No regeneration. No fight. The action log records the PM edited the file, the agent classified it, the baseline updated. Everything's on the record.

A different scenario: the designer drops fourteen PNGs into stages/design/artifacts/. The drift gate notices fourteen new files, fires the assessment with change_kind: "added" and is_binary: true. Text files come with a unified diff. Opaque binaries — fonts, archives, PDFs — get the SHA pair as the receipt and nothing else, because there's nothing else to render. Images sit between the two. The SHA pair tells the engine what happened, but the useful diff for an image is visual: before-and-after thumbnails, side-by-side, on the assessment screen. Designs land as PNGs more often than they land as Markdown, and "look at this" is the diff that matters. The engine today treats every binary the same — image-aware drift is the next iteration, and the SPA already renders uploaded mockups through MockupEmbeds (packages/haiku-ui/src/pages/review/shared/MockupEmbeds.tsx), the component path the drift surface will reuse. The agent classifies the additions as ignore — designer-provided artifacts, accepted as canonical. Next time /haiku:revisit design runs, the elaborate phase sees the PNGs as inputs, not as work to redo.

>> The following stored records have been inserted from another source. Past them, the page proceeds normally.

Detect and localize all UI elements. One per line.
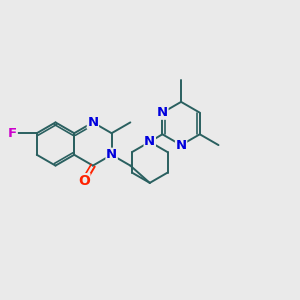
Text: N: N [157,106,168,119]
Text: O: O [78,174,90,188]
Text: F: F [8,127,17,140]
Text: N: N [87,116,98,129]
Text: N: N [144,135,155,148]
Text: N: N [176,139,187,152]
Text: N: N [106,148,117,161]
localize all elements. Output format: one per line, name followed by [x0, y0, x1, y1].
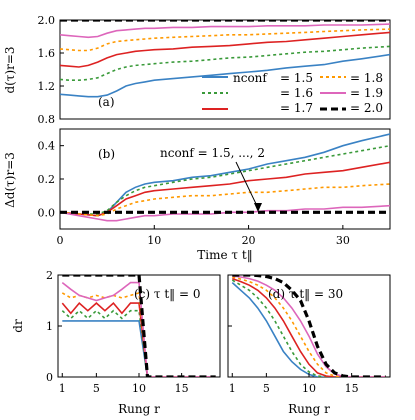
legend: nconf = 1.5 = 1.6 = 1.7 = 1.8 = 1.9 = 2.…	[202, 71, 383, 115]
xlabel-rung-d: Rung r	[288, 402, 330, 416]
legend-label-1.9: = 1.9	[350, 86, 383, 100]
ytick-label-b: 0.4	[38, 140, 56, 153]
ylabel-b: Δd(τ)r=3	[3, 152, 17, 208]
ytick-label-a: 0.8	[38, 113, 56, 126]
xtick-label-b: 10	[147, 234, 161, 247]
ytick-label-c: 1	[46, 320, 53, 333]
xtick-label-d: 15	[345, 382, 359, 395]
ytick-label-a: 2.0	[38, 14, 56, 27]
xtick-label-d: 10	[302, 382, 316, 395]
xtick-label-d: 1	[229, 382, 236, 395]
panel-c-plot	[61, 275, 216, 377]
panel-d-plot	[231, 275, 386, 377]
series-c-1-7	[61, 301, 216, 377]
ytick-label-a: 1.2	[38, 80, 56, 93]
panel-a-plot	[60, 20, 390, 98]
ylabel-a: d(τ)r=3	[3, 46, 17, 93]
panel-b-frame	[59, 128, 391, 230]
panel-b-label: (b)	[98, 147, 115, 161]
xtick-label-b: 20	[242, 234, 256, 247]
legend-label-1.6: = 1.6	[280, 86, 313, 100]
annotation-text: nconf = 1.5, ..., 2	[160, 146, 265, 160]
ytick-label-b: 0.0	[38, 206, 56, 219]
xtick-label-c: 15	[175, 382, 189, 395]
series-b-1-9	[60, 204, 390, 222]
panel-a-label: (a)	[98, 95, 115, 109]
xtick-label-d: 5	[263, 382, 270, 395]
series-b-1-7	[60, 161, 390, 217]
series-d-1-6	[231, 279, 386, 377]
series-a-1-5	[60, 53, 390, 98]
legend-label-1.5: = 1.5	[280, 71, 313, 85]
ytick-label-c: 0	[46, 371, 53, 384]
xlabel-rung-c: Rung r	[118, 402, 160, 416]
xtick-label-b: 0	[57, 234, 64, 247]
series-b-1-6	[60, 144, 390, 215]
series-d-1-7	[232, 277, 386, 377]
series-a-1-7	[60, 31, 390, 68]
xtick-label-b: 30	[336, 234, 350, 247]
xtick-label-c: 5	[93, 382, 100, 395]
legend-label-1.7: = 1.7	[280, 101, 313, 115]
series-a-1-9	[60, 23, 390, 39]
series-b-1-5	[60, 133, 390, 217]
series-c-1-9	[61, 281, 216, 377]
annotation-arrowhead	[254, 203, 262, 212]
series-a-1-6	[60, 45, 390, 81]
xtick-label-c: 10	[132, 382, 146, 395]
ytick-label-b: 0.2	[38, 173, 56, 186]
panel-b-plot	[60, 133, 390, 222]
series-d-1-9	[232, 275, 386, 377]
ytick-label-c: 2	[46, 269, 53, 282]
series-d-1-8	[232, 276, 386, 377]
ylabel-c: dr	[11, 319, 25, 333]
xtick-label-c: 1	[59, 382, 66, 395]
panel-d-label: (d) τ t‖ = 30	[268, 287, 343, 301]
ytick-label-a: 1.6	[38, 47, 56, 60]
xlabel-time: Time τ t‖	[197, 248, 252, 262]
annotation-arrow	[235, 161, 259, 209]
series-d-2-0	[232, 275, 386, 377]
panel-c-label: (c) τ t‖ = 0	[134, 287, 201, 301]
legend-label-1.8: = 1.8	[350, 71, 383, 85]
legend-label-2.0: = 2.0	[350, 101, 383, 115]
series-c-1-5	[62, 320, 216, 377]
series-a-1-8	[60, 28, 390, 52]
legend-prefix: nconf	[233, 71, 268, 85]
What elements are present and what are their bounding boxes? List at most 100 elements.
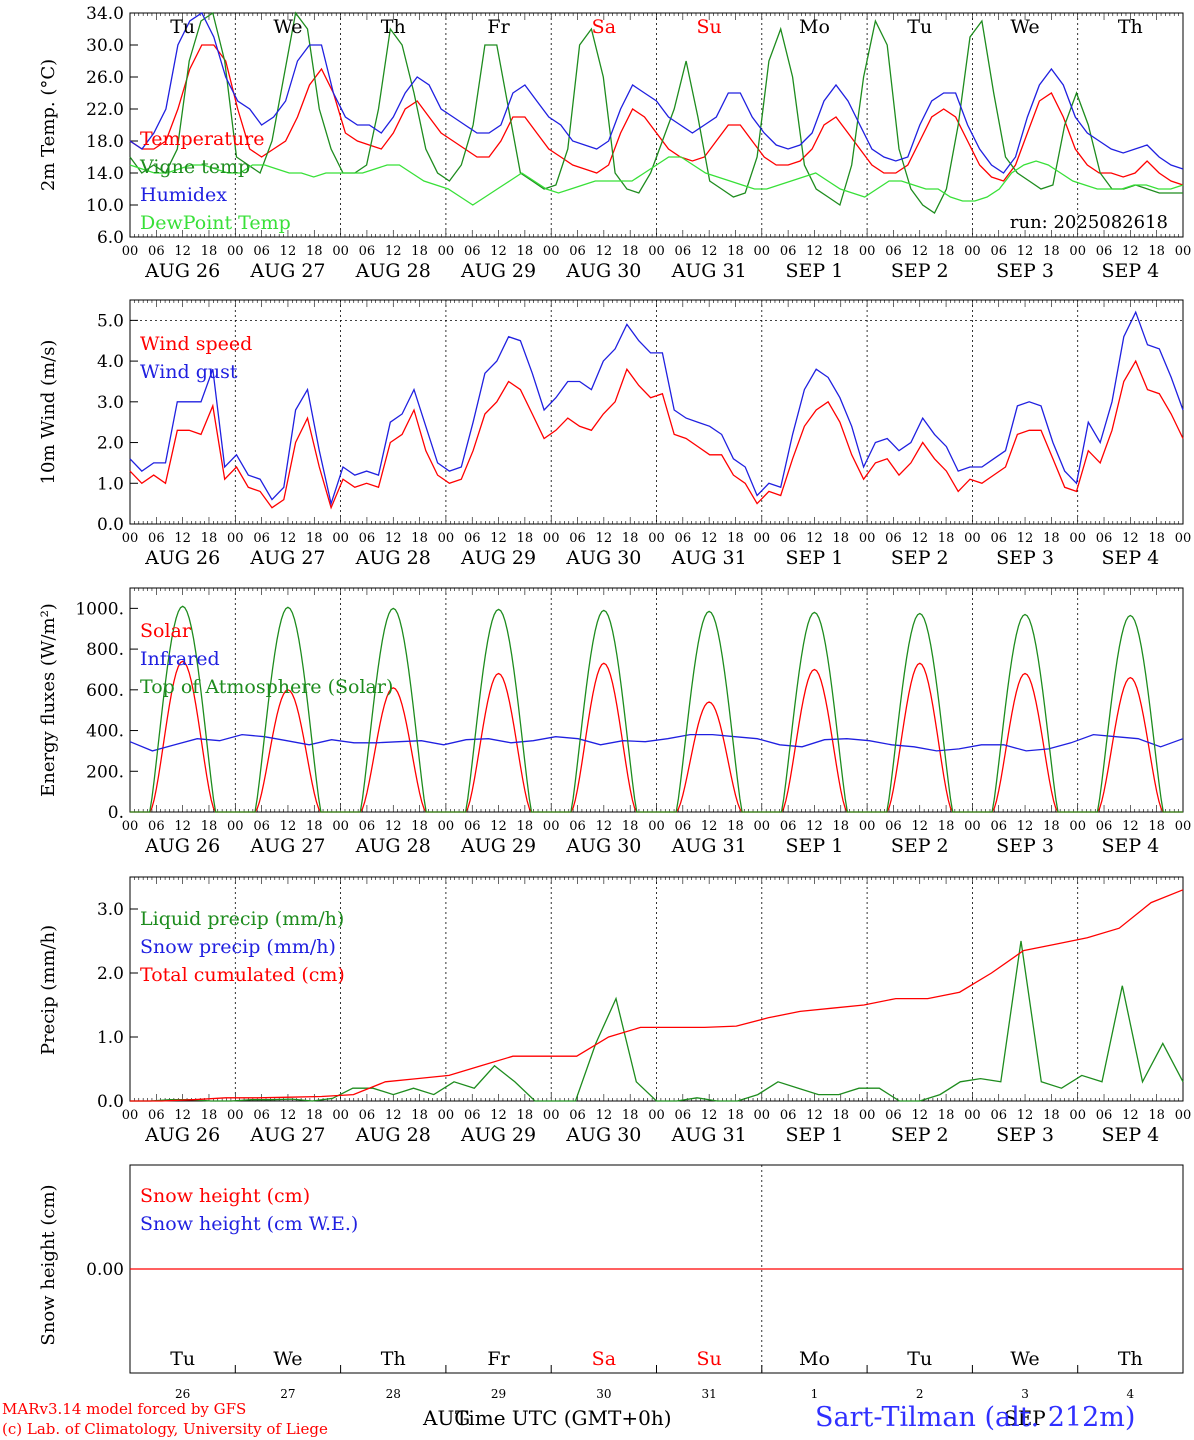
weekday-label: Sa <box>592 16 616 38</box>
hour-tick-label: 00 <box>332 531 349 546</box>
weekday-label: Fr <box>487 1348 510 1370</box>
hour-tick-label: 18 <box>1043 244 1060 259</box>
hour-tick-label: 18 <box>1148 244 1165 259</box>
legend-entry: Liquid precip (mm/h) <box>140 908 344 930</box>
hour-tick-label: 00 <box>227 244 244 259</box>
legend-entry: Temperature <box>140 128 264 150</box>
hour-tick-label: 00 <box>1175 819 1192 834</box>
y-tick-label: 18.0 <box>86 132 124 152</box>
y-tick-label: 6.0 <box>97 228 124 248</box>
hour-tick-label: 06 <box>780 244 797 259</box>
y-tick-label: 2.0 <box>97 964 124 984</box>
day-number: 27 <box>280 1387 295 1401</box>
hour-tick-label: 06 <box>569 819 586 834</box>
hour-tick-label: 00 <box>543 531 560 546</box>
hour-tick-label: 12 <box>806 531 823 546</box>
hour-tick-label: 06 <box>675 244 692 259</box>
hour-tick-label: 12 <box>490 531 507 546</box>
hour-tick-label: 18 <box>833 1108 850 1123</box>
day-label: SEP 3 <box>996 260 1054 282</box>
hour-tick-label: 18 <box>306 1108 323 1123</box>
y-tick-label: 3.0 <box>97 900 124 920</box>
hour-tick-label: 00 <box>1175 531 1192 546</box>
hour-tick-label: 00 <box>122 819 139 834</box>
hour-tick-label: 18 <box>622 819 639 834</box>
hour-tick-label: 00 <box>754 244 771 259</box>
day-label: SEP 2 <box>891 547 949 569</box>
hour-tick-label: 06 <box>359 244 376 259</box>
day-label: SEP 4 <box>1101 835 1159 857</box>
hour-tick-label: 12 <box>596 531 613 546</box>
weekday-label: Th <box>1118 16 1143 38</box>
day-label: SEP 1 <box>786 547 844 569</box>
hour-tick-label: 00 <box>648 1108 665 1123</box>
legend-entry: DewPoint Temp <box>140 212 291 234</box>
hour-tick-label: 00 <box>227 819 244 834</box>
legend-entry: Vigne temp <box>139 156 250 178</box>
day-label: AUG 26 <box>144 1124 220 1146</box>
legend-entry: Infrared <box>140 648 220 670</box>
day-label: SEP 2 <box>891 260 949 282</box>
hour-tick-label: 18 <box>938 819 955 834</box>
day-label: SEP 3 <box>996 547 1054 569</box>
hour-tick-label: 12 <box>596 1108 613 1123</box>
legend-entry: Snow precip (mm/h) <box>140 936 336 958</box>
y-tick-label: 5.0 <box>97 311 124 331</box>
day-number: 28 <box>386 1387 401 1401</box>
hour-tick-label: 06 <box>359 819 376 834</box>
hour-tick-label: 06 <box>464 1108 481 1123</box>
series-humidex <box>129 12 1184 174</box>
series-infrared <box>129 733 1184 752</box>
day-label: SEP 1 <box>786 835 844 857</box>
hour-tick-label: 18 <box>517 1108 534 1123</box>
hour-tick-label: 18 <box>1043 531 1060 546</box>
day-label: AUG 29 <box>460 835 536 857</box>
hour-tick-label: 06 <box>569 1108 586 1123</box>
hour-tick-label: 06 <box>569 244 586 259</box>
run-annotation: run: 2025082618 <box>1010 212 1168 233</box>
hour-tick-label: 12 <box>490 1108 507 1123</box>
month-label-sep: SEP <box>1004 1406 1046 1430</box>
day-label: AUG 31 <box>671 260 747 282</box>
legend-entry: Humidex <box>140 184 227 206</box>
hour-tick-label: 06 <box>885 1108 902 1123</box>
hour-tick-label: 06 <box>1096 531 1113 546</box>
hour-tick-label: 00 <box>438 819 455 834</box>
hour-tick-label: 12 <box>911 819 928 834</box>
y-axis-label: 2m Temp. (°C) <box>38 59 59 191</box>
weekday-label: Su <box>697 1348 722 1370</box>
hour-tick-label: 06 <box>464 819 481 834</box>
weekday-label: Su <box>697 16 722 38</box>
y-tick-label: 10.0 <box>86 196 124 216</box>
hour-tick-label: 12 <box>1122 531 1139 546</box>
weekday-label: Tu <box>170 1348 195 1370</box>
day-label: SEP 2 <box>891 835 949 857</box>
hour-tick-label: 06 <box>148 531 165 546</box>
day-label: AUG 30 <box>565 260 641 282</box>
hour-tick-label: 18 <box>1043 819 1060 834</box>
weekday-label: We <box>273 1348 302 1370</box>
hour-tick-label: 00 <box>964 531 981 546</box>
day-number: 4 <box>1127 1387 1135 1401</box>
hour-tick-label: 06 <box>253 244 270 259</box>
hour-tick-label: 12 <box>385 244 402 259</box>
hour-tick-label: 00 <box>754 531 771 546</box>
hour-tick-label: 00 <box>648 819 665 834</box>
hour-tick-label: 06 <box>885 244 902 259</box>
weekday-label: Fr <box>487 16 510 38</box>
weekday-label: Th <box>381 16 406 38</box>
x-axis-title: Time UTC (GMT+0h) <box>455 1406 672 1430</box>
hour-tick-label: 18 <box>411 244 428 259</box>
hour-tick-label: 06 <box>780 531 797 546</box>
y-axis-label: 10m Wind (m/s) <box>38 340 59 485</box>
hour-tick-label: 06 <box>990 244 1007 259</box>
legend-entry: Total cumulated (cm) <box>140 964 345 986</box>
station-name: Sart-Tilman (alt. 212m) <box>815 1402 1136 1433</box>
day-number: 31 <box>702 1387 717 1401</box>
hour-tick-label: 00 <box>122 244 139 259</box>
hour-tick-label: 00 <box>1175 244 1192 259</box>
series-wind-speed <box>129 359 1184 510</box>
hour-tick-label: 00 <box>859 531 876 546</box>
hour-tick-label: 00 <box>859 819 876 834</box>
hour-tick-label: 12 <box>174 819 191 834</box>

The intent dir is a workshop. The drift gate is the receipt every craftsperson hands in at the end of their shift. The action log is the ledger. The compensating control is observation, not permission.

What the user actually does

Nothing different. You drop files. You edit specs. You uploaded a brand kit through the SPA. You typed into the chat. You ran vim.

The workflow notices. It asks the agent to triage. The triage takes two seconds. Your edits stay. The pipeline integrates. The audit log records who did what.

What changed is that the file you just edited is no longer either a black hole or a footgun. It's a write the system saw, classified, and absorbed. Try it on a stage where you've been hand-tuning specs and watch the next haiku_run_next ask "this changed; is it canonical?" and accept your one-word answer. The intent dir was a sandbox. Now it's a workshop.